Bondy avait des partis-pris clairement définis : les spectres étaient des spectres – vous l’avez dit – et l’interprétation sexuelle ne laissait pas de doute…
Pour moi, il est évidemment question de pédophilie dans cet ouvrage. Les spectres sont des prétextes pour en parler à une époque où l’on ne pouvait même pas prononcer le mot. Mais au delà, c’est l’abus de pouvoir sur les enfants dont il s’agit. Chaque fois, qu’on rencontre un enfant, même s’il n’est pas de notre famille, on essaie toujours de le séduire, d’abord en lui montrant que nous aussi on a été des enfants et puis ensuite il y a des tas de manières très perverses : on essaie de jouer avec lui, de le convaincre que « je suis le meilleur adulte pour toi » même si ce n’est qu’en passant. On est incapable de faire autrement ; c’est presque un atavisme. Je me suis posé beaucoup de questions sur ce sujet, qui ont fait qu’entre ma première et ma deuxième gouvernante, je me suis dit qu’elle n’était pas vraiment innocente, pas du tout la gentille de l’histoire comme on peut le penser. Déjà parce que j’essaie en général de combattre le manichéisme qui nous encombre à l’opéra ; les typologies vocales qui font que la soprano est la gentille, le baryton un salaud et que la basse est le roi.
La musique aide souvent à dépasser ces archétypes…
Non, pour moi ce qui doit motiver l’action et le sentiment, c’est le texte pas la musique. La musique, c’est le supplément d’âme, c’est le parfum du verbe, c’est ce qui colore. Une richesse supplémentaire. On peut même faire dire à la musique le contraire de ce que dit le texte et c’est là que c’est intéressant. Alors évidemment il y a des tas de chanteurs qui pensent que la musique fait la mise en scène. Non, le jeu doit être en cohérence avec les mots, les situations ; la musique apporte ensuite son supplément, son commentaire, voire même infirme le texte. On peut tout imaginer.
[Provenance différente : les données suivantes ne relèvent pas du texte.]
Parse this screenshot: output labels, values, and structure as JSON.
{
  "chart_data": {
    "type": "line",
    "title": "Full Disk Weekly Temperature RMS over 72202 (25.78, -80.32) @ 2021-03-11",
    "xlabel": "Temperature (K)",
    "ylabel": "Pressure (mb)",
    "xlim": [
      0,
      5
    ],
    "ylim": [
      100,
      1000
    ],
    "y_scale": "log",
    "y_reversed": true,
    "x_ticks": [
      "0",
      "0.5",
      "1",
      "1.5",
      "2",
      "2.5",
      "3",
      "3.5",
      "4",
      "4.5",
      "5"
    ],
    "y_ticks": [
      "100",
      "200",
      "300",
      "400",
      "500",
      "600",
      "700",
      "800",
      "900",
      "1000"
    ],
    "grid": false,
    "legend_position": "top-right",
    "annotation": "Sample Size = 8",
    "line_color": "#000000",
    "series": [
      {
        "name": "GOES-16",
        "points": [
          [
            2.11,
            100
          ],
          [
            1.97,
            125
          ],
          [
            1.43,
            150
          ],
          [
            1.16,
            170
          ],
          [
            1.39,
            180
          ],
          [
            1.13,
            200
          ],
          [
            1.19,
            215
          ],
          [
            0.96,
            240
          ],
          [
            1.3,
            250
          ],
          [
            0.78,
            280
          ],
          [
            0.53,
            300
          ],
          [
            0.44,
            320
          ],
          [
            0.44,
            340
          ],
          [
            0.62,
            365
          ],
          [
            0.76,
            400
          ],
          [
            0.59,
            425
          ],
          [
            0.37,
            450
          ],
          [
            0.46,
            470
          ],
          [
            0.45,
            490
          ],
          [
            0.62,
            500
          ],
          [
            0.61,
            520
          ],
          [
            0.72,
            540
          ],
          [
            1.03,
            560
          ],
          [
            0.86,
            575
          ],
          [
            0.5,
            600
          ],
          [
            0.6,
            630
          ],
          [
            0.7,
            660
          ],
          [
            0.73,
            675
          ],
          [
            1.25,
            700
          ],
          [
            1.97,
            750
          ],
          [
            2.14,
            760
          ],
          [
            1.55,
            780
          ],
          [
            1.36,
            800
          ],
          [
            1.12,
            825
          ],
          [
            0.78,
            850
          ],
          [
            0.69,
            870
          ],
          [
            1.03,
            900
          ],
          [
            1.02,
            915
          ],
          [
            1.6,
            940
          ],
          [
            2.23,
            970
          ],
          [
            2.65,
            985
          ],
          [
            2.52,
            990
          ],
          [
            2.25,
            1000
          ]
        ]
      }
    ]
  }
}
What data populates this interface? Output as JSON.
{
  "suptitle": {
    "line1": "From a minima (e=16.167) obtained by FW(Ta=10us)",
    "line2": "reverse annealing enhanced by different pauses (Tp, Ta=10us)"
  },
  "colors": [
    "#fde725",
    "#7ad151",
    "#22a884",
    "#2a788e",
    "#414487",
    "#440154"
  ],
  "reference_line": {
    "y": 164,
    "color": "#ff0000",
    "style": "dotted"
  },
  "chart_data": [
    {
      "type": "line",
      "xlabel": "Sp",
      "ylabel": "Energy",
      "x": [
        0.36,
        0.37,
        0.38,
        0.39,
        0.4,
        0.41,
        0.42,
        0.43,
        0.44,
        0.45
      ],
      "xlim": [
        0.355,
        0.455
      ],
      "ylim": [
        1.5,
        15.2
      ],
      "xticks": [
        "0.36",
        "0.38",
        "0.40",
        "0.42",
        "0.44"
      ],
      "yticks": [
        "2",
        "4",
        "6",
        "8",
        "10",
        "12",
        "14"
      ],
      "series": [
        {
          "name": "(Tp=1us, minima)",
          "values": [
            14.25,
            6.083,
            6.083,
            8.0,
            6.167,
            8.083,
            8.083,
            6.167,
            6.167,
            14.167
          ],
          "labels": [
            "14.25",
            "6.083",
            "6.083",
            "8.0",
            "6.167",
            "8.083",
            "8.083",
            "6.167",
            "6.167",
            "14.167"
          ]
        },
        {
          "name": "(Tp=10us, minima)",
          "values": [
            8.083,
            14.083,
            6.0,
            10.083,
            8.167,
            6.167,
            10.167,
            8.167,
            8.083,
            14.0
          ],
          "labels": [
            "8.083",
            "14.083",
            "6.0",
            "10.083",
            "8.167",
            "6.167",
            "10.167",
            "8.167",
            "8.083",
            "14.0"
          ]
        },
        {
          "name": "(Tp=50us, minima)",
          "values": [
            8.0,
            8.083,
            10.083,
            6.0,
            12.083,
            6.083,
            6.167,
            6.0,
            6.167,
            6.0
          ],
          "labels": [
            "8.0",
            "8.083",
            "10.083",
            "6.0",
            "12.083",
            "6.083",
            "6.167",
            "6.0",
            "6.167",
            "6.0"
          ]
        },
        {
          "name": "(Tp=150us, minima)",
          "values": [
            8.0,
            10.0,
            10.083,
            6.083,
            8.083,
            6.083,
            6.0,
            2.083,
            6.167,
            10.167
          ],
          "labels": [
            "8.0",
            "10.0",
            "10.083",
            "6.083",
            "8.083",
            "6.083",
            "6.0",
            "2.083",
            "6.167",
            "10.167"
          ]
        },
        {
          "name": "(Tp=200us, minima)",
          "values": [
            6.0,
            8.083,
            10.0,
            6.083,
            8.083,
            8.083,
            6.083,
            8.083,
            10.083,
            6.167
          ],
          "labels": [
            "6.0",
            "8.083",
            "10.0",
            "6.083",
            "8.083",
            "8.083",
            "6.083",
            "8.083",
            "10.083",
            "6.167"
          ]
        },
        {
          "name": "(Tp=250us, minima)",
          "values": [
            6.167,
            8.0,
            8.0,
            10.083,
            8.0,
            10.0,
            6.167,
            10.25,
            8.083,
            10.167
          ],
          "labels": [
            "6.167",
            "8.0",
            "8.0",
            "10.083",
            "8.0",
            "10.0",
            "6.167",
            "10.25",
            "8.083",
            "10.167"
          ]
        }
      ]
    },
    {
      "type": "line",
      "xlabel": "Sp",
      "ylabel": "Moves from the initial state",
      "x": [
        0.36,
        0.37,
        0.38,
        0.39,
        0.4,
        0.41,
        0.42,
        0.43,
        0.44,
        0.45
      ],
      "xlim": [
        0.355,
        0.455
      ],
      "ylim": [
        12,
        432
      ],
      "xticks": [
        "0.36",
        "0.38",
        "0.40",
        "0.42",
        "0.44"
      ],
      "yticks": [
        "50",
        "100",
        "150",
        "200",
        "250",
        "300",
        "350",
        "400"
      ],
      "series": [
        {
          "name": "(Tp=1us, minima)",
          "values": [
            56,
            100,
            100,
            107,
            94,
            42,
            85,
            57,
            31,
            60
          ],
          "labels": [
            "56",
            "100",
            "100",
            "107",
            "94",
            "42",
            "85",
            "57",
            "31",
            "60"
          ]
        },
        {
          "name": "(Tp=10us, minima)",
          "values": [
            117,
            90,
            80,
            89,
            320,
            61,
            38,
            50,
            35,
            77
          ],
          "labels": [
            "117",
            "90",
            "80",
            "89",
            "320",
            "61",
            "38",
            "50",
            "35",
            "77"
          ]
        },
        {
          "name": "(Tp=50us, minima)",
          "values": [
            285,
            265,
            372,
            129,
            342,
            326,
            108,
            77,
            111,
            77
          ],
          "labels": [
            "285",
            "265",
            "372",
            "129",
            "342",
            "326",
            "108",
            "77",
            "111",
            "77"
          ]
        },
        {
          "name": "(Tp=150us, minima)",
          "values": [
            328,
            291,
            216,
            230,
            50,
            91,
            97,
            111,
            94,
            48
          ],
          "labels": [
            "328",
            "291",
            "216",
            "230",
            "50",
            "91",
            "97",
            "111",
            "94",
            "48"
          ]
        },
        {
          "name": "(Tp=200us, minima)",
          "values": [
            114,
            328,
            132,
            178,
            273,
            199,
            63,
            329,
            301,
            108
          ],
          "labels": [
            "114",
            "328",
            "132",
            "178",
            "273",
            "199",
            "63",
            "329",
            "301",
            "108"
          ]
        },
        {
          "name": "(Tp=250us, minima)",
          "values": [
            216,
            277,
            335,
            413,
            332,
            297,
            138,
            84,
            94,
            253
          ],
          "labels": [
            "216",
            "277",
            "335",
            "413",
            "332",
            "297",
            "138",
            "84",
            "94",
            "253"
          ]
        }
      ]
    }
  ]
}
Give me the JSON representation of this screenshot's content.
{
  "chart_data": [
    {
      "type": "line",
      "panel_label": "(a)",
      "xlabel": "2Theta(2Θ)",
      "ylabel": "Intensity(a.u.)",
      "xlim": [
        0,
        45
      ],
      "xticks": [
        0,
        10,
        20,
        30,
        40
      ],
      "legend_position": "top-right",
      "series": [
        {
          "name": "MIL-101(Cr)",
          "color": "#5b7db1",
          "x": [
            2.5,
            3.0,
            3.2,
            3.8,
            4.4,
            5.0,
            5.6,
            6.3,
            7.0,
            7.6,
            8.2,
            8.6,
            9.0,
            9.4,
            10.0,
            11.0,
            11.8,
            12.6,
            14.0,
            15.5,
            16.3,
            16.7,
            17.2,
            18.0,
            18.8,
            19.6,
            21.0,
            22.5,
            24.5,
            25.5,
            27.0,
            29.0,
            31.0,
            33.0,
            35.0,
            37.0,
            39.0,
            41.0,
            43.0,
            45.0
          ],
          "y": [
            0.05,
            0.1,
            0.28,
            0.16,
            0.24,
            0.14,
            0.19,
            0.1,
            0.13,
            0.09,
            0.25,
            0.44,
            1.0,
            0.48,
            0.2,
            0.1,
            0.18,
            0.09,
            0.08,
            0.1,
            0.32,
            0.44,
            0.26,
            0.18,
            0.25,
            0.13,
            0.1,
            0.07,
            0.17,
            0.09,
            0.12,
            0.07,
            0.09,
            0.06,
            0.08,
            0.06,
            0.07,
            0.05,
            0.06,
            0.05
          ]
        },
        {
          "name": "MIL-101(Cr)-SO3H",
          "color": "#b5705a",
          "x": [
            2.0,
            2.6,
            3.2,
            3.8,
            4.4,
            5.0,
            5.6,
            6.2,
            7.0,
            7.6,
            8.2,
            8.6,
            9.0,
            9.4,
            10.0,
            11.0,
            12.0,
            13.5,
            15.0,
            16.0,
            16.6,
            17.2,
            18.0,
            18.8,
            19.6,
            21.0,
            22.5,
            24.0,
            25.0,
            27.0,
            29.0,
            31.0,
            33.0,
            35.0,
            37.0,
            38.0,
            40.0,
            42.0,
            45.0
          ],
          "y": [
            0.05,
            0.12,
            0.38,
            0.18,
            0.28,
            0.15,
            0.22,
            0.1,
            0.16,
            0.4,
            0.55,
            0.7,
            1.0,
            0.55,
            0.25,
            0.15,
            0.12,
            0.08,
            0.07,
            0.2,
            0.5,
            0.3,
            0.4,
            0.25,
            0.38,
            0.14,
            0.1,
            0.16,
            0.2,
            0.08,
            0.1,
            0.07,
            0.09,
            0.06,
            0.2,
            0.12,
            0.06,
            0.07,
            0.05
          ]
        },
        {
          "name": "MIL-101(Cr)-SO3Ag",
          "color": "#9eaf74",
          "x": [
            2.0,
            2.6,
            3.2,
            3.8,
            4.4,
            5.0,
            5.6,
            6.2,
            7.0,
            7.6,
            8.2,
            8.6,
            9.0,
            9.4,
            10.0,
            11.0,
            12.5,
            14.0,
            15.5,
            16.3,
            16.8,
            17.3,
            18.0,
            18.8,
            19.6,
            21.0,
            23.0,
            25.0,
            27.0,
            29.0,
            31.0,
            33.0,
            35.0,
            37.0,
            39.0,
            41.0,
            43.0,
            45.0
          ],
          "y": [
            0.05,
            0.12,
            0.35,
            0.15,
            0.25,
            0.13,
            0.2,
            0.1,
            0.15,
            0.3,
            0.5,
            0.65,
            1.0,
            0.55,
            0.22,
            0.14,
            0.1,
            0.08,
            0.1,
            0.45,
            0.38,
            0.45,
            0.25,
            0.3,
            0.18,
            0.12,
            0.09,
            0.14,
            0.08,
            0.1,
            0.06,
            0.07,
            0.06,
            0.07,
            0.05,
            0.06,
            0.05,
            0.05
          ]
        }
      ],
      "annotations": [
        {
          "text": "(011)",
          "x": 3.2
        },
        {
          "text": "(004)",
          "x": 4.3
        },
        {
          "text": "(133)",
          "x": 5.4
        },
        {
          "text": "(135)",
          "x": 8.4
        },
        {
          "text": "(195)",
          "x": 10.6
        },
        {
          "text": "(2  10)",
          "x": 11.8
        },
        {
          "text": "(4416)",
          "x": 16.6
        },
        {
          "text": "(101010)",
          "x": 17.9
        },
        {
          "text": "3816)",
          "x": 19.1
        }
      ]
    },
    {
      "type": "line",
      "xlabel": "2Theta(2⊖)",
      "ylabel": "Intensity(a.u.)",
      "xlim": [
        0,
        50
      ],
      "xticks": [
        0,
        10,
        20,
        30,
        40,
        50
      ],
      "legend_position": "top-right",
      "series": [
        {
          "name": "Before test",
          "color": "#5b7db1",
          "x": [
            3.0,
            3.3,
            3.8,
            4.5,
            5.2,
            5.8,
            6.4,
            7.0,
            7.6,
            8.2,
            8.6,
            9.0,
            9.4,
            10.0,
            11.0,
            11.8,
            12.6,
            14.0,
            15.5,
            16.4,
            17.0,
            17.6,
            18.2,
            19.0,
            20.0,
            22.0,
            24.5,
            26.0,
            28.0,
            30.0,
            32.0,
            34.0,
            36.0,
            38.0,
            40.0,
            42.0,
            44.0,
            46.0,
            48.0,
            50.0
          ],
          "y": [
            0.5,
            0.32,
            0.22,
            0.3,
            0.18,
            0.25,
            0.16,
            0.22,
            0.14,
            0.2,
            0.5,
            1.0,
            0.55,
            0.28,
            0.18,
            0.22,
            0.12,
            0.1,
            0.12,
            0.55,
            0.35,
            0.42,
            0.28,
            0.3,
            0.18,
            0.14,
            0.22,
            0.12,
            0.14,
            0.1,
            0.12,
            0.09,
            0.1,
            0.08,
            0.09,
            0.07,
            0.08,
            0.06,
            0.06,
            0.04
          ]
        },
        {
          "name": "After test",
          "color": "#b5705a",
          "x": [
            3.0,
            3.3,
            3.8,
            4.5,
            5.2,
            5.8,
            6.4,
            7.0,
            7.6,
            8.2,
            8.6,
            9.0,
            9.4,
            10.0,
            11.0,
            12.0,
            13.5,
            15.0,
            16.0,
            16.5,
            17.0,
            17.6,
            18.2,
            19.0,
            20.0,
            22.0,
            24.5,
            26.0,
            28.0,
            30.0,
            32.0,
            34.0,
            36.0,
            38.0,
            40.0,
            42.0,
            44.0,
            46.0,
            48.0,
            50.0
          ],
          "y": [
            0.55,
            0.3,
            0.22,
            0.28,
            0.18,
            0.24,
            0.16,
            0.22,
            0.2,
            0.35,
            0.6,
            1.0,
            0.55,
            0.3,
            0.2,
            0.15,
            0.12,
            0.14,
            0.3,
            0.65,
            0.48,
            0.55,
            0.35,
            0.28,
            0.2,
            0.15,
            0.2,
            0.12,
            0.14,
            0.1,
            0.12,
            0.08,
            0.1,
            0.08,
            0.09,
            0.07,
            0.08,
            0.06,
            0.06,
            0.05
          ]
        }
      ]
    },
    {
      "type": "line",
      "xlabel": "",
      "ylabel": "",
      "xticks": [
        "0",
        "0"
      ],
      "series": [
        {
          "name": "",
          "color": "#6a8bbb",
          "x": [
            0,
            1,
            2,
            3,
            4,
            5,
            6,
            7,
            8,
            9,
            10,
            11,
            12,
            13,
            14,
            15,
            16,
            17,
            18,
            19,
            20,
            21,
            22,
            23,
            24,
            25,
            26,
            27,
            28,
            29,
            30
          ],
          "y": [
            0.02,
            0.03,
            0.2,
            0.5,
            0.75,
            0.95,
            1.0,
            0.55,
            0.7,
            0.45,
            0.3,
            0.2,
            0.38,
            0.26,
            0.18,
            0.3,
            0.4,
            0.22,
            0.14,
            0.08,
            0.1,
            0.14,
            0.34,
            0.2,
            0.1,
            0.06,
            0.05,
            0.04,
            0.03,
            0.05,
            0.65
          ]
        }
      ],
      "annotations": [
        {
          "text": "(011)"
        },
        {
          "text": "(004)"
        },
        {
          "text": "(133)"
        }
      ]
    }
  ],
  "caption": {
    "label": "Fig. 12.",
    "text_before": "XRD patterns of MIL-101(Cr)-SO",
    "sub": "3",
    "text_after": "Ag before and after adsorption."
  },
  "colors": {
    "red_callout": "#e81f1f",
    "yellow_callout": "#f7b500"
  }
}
Finalement, quels sont vos sentiments envers la gouvernante
Je n’ai pas à avoir de sentiments. La gouvernante, c’est moi, c’est tout. Elle m’imprègne, j’en rêve la nuit. Je travaille d’autres partitions en même temps. En ce moment, je suis sur Yvonne de Boesmans, encore un travail passionnant. Gombrowicz, j’adore. Mais la gouvernante, je n’éprouve rien pour elle puisque c’est moi. Je ne la juge pas ; je n’ai pas à la juger. Je sais juste que, quand je commence la pièce, je rentre dans un tunnel immense, et je sais que je vais passer par des émotions absolument incroyables et, quand l’opéra sera terminé, j’aurai vieilli de 6 mois. Je me force à éprouver ces émotions, que le chant en jaillisse, qu’il ne s’agisse pas simplement de mettre des jolies notes sur des jolis mots. C’est très utopique. J’essaie de faire comme si c’était vrai mais en même temps, c’est de la dinguerie, on ne devient pas schizophrène à ce point là ! Ce n’est pas possible…Ca ne fait rien, je me jette là dedans en me disant : « ou tu fais cela ou tu ne fais pas ce métier ».